Le spectacle d'ouverture a donné du fil à retordre à la salle, du joli solo d'alto de Nadia Sirota par Nico Muhly aux tonnerres électrisés qui soutenaient Tagaq. Les ingénieurs acoustiques d'Arup ont créé un espace sensible et polyvalent, capable de flatter le moindre regard et d'absorber un assaut amplifié. Certaines salles de concert sont conçues pour maximiser une symphonie de Mahler ou un quatuor à cordes. Celui-ci doit encourager tous les projets déments que les compositeurs pourront proposer à terme.

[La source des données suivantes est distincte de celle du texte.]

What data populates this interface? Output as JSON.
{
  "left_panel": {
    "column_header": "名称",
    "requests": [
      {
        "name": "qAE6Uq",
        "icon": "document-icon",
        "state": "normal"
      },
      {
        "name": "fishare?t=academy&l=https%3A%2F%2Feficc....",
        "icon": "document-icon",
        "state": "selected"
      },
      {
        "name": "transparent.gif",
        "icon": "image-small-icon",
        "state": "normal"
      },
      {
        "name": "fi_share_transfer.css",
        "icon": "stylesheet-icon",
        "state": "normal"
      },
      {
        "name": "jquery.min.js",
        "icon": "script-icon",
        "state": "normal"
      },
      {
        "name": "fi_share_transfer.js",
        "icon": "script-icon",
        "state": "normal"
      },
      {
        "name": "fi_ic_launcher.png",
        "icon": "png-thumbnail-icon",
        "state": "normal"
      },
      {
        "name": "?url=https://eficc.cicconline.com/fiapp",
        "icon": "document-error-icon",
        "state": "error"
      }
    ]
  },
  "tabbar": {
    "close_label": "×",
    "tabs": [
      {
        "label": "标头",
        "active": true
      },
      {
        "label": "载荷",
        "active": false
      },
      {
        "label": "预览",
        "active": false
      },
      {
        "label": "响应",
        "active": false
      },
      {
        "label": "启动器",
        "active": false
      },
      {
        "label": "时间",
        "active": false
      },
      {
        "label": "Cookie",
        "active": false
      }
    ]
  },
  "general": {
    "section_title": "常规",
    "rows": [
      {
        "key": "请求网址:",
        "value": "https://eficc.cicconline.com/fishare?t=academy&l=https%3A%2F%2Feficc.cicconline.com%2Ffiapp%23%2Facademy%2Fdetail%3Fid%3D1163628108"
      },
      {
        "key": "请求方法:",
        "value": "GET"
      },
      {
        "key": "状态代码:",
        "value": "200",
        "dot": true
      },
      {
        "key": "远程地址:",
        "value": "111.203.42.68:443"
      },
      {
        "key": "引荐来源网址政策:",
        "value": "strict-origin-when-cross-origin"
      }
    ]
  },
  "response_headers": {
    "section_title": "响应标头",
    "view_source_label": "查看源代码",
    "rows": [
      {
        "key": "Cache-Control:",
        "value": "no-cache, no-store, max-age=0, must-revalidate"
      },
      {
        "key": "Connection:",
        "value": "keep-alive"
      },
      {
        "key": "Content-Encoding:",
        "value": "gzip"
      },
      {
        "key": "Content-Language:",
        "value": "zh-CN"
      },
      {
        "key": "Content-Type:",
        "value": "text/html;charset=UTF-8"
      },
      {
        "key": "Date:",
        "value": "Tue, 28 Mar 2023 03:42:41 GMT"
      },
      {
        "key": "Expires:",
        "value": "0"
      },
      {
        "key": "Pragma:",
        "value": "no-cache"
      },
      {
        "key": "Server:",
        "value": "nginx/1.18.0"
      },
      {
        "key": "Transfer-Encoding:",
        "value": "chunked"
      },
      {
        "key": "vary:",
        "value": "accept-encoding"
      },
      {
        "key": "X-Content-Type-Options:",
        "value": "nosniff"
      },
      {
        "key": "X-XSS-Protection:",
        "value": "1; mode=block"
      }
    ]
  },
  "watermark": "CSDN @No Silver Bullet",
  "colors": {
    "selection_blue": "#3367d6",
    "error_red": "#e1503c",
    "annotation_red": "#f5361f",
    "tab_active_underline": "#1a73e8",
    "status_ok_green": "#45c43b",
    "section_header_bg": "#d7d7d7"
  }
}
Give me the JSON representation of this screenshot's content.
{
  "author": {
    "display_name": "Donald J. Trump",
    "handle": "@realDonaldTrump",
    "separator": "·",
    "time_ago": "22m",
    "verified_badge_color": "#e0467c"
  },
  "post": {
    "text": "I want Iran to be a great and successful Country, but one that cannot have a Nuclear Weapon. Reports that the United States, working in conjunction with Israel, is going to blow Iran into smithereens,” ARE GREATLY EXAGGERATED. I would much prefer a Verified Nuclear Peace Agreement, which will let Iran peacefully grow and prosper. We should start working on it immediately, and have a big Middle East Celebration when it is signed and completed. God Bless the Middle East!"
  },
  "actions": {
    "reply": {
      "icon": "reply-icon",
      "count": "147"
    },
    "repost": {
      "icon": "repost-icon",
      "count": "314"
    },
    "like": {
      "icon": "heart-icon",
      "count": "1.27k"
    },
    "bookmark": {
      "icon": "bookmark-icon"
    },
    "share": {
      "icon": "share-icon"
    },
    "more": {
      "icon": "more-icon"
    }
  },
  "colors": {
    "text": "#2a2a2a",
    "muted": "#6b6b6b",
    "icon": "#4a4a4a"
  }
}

Ce sentiment de possibilité et d’étendue éclaire le design. Une fresque murale lumineuse peinte à la bombe à l'extérieur suggère que les artistes créeront l'institution, plutôt que l'inverse. Un vestibule bordé d'un motif à chevrons en brique émaillée noire crée un tampon de glamour artisanal entre la rue et le ventre musical. Des écrans texturés de différentes formes et tailles, séparés par des canaux en acier noir, recouvraient l'intérieur, donnant à l'espace un aspect à la fois improvisé et calculé, structuré et cinétique – tout comme une grande partie de la musique qui l'a rempli lors de la soirée d'ouverture.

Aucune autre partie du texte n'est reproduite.